Metrology of electromagnetic fields with cold Rydberg Atoms

Rydberg atoms have large dipole moments, making them good candidates for sensitive measurements of electromagnetic fields [1]. Compared to classical antennae, their size is independent of the wavelength to be measured, and they are broadly tunable, from MHz to THz typically. While most of intense research effort worldwide have focused on room-temperature vapors so far, using cold atoms (nowadays compatible with field applications [3]) has the advantage of strongly reducing the frequency broadening associated with Doppler effect, while increasing the interaction time between the atoms and the probing beams. We have recently developed at ONERA a novel approach to sense electromagnetic fields with cold 87 Rubidium Rydberg atoms based on trap-loss spectroscopy in a magneto-optical-trap (MOT). This technique stands out for its simplicity, relying solely on fluorescence measurements and shows a linear response at the percent level, a resolution on the order of 5 μV/cm and the possibility to measure both the MW amplitude and frequency at the same time [2].

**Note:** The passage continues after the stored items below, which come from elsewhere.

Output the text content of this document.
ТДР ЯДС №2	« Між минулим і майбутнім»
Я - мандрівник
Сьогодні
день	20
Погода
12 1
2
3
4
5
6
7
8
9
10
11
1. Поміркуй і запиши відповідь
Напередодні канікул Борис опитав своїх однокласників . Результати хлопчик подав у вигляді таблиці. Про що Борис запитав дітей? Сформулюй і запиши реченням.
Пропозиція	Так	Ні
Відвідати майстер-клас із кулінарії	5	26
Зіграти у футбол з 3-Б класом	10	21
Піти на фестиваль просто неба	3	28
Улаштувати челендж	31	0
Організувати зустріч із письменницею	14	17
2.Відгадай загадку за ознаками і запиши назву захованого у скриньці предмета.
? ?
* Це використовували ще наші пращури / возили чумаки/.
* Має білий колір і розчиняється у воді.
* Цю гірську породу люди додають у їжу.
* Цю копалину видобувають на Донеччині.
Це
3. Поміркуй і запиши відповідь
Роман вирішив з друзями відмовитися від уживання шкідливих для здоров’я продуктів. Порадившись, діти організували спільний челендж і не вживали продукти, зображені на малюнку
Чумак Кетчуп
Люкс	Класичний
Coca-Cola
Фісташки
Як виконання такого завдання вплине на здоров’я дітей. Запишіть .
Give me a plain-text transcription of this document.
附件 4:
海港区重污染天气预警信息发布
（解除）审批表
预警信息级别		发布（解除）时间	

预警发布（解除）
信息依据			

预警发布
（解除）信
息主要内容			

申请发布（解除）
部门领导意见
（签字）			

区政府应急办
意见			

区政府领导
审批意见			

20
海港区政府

We will present at the conference our latest results in microwave sensing with cold Rydberg atoms: we performed a comprehensive study of noise sources that impact the trap-loss spectroscopy method, that lead us to implement several improvements to our laser system's linewidth and stability, yielding an improvement in the sensor sensitivity and stability by more than one order of magnitude We will discuss our mid-term objective of trapping and manipulating cold atoms in optical tweezers to study diverse operational regimes: atom-ensemble configurations, enhancement of spatial or frequency resolution and harnessing atom-atom interactions to create metrologically useful quantum states.

[1] Fancher, C. et al (2021). Rydberg atom electric field sensors for communications and sensing. IEEE Transactions on Quantum Engineering, 2, 1-13.

[2] Duverger, R. et al (2024). Metrology of microwave fields based on trap-loss spectroscopy with cold Rydberg atoms. Physical Review Applied, 22(4), 044039.

[3] Bidel, Y. et al (2018). Absolute marine gravimetry with matter-wave interferometry. Nature communications, 9(1), 627.